Başbakan Erdoğanın sendikalar arasında ayrımcılık yaptığını kaydeden Sezer, hükümete yakın sendikalara üye olunması için diğer sendika üyelerine baskı yapıldığını vurguladı.
TÜRKİYE HER GEÇEN GÜN İRTİFA KAYBEDİYOR
DSP Genel Başkanı Zeki Sezer, Gaziantepte düzenlenen Medya İle Buluşma, İktidarı Uyarma ve Uyandırma konulu toplantısının birinci gününde (dün) de Tilmen Otelde medya mensuplarıyla bir araya geldi. Sezer, burada yaptığı açıklamada da, Türkiyenin şu anda çok sıkıntılı bir dönemden geçtiğini söyledi. Hükümetin, olumsuzlukları söylemek isteyenleri susturma yoluna gittiğini ifade eden Sezer, şöyle devam etti:
Ekonomi iyi değil. İşsiz sayısı tarihin en büyük noktasına ulaştı. Tarım kesimi çöktü, küçük esnaf ve sanatkâr kriz dönemlerinde olduğundan çok fazla kepenk kapattı. Dış politika çok başarısız. Kıbrıs elden gidiyor. Sorunlar çok büyük. Çözüm için daha fazla zaman kaybetmeden erken seçime gidilmesi gerekir. Çünkü, Türkiye iki buçuk yıldır iyi yönetilemiyor. Türkiye her geçen gün irtifa kaybediyor.

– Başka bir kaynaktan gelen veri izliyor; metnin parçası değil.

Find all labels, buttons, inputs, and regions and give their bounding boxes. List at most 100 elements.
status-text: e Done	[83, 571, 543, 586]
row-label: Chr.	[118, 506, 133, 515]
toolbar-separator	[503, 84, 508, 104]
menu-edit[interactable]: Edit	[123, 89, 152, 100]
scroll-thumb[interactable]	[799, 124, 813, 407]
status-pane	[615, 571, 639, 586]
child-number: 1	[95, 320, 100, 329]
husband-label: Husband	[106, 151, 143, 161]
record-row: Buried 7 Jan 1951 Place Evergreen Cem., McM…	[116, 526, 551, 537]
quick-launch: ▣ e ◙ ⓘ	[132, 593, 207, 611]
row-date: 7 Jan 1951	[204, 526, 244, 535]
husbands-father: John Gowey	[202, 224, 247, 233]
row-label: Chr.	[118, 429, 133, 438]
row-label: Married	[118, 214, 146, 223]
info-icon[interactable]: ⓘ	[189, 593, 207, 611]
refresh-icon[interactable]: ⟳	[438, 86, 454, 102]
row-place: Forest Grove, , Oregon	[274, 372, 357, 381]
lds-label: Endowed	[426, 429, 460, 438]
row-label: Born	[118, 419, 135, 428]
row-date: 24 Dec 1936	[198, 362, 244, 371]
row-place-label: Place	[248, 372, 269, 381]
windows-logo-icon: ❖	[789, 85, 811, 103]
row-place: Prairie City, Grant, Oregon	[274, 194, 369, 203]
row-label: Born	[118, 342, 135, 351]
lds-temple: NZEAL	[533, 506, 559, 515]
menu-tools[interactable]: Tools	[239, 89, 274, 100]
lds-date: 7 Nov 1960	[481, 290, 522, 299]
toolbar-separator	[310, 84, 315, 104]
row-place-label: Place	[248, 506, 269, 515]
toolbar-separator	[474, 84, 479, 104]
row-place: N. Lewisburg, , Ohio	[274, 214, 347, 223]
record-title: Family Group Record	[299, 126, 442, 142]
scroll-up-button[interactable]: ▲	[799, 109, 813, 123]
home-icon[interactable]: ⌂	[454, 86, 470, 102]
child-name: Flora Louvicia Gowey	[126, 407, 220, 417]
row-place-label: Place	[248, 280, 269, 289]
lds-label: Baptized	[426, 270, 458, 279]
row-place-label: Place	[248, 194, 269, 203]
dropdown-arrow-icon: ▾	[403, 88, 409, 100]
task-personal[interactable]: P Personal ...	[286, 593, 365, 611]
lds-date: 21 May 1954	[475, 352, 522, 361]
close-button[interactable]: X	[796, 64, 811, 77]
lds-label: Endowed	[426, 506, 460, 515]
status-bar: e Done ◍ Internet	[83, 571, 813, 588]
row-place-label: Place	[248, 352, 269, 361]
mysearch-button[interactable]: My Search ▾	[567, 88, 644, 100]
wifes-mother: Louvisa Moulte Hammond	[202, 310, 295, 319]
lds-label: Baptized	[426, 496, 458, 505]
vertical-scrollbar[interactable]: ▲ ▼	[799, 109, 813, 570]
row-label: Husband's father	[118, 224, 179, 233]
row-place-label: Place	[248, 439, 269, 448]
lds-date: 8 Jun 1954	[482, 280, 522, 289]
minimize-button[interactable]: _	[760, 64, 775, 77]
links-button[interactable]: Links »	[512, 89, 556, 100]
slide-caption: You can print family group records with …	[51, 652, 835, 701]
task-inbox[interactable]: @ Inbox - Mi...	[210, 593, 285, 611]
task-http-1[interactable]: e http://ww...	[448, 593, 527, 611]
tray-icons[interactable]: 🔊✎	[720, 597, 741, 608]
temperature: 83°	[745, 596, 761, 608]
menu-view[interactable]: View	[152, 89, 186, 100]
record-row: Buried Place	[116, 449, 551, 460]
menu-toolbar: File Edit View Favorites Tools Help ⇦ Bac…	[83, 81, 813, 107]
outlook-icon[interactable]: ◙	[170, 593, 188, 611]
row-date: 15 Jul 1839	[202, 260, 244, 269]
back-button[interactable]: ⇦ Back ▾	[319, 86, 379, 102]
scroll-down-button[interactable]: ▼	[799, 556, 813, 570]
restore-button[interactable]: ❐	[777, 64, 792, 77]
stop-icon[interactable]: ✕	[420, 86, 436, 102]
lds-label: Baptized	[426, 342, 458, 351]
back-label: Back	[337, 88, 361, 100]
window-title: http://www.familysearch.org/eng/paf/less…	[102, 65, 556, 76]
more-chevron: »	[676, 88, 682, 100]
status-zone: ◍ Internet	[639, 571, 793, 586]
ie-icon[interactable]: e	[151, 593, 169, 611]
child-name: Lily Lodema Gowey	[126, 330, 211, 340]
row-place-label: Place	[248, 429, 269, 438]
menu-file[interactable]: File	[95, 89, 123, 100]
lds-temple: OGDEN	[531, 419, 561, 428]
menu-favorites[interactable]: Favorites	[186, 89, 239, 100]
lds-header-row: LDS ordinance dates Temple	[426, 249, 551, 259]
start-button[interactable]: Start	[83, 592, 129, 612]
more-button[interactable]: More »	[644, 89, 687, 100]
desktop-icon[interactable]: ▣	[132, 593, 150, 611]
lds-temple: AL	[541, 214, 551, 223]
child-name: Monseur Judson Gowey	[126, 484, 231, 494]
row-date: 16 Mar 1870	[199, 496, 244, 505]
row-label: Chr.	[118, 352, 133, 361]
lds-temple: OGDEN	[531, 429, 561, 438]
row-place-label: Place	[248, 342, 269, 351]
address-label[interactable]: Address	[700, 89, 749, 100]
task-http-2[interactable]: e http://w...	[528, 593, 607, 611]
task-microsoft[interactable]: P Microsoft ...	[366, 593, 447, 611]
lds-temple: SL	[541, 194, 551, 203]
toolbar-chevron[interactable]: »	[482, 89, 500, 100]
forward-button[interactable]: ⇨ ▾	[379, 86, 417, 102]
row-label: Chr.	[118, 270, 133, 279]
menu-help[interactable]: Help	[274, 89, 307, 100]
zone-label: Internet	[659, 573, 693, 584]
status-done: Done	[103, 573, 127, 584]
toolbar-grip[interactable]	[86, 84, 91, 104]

DSPnin iktidar olduğu dönemde gerek dış politikada, gerekse ekonomik alanda başarılı çalışmalar yaptığını belirten Sezer, DSP, bedelini ödemek pahasına, seçimi değil, ülkenin geleceğini düşünerek çok önemli işlere imza attı. Türkiyeyi 1999 yılında, bugünkülerin yaptığının aksine önkoşulsuz olarak Avrupa Birliğine taşıdı diye ekledi.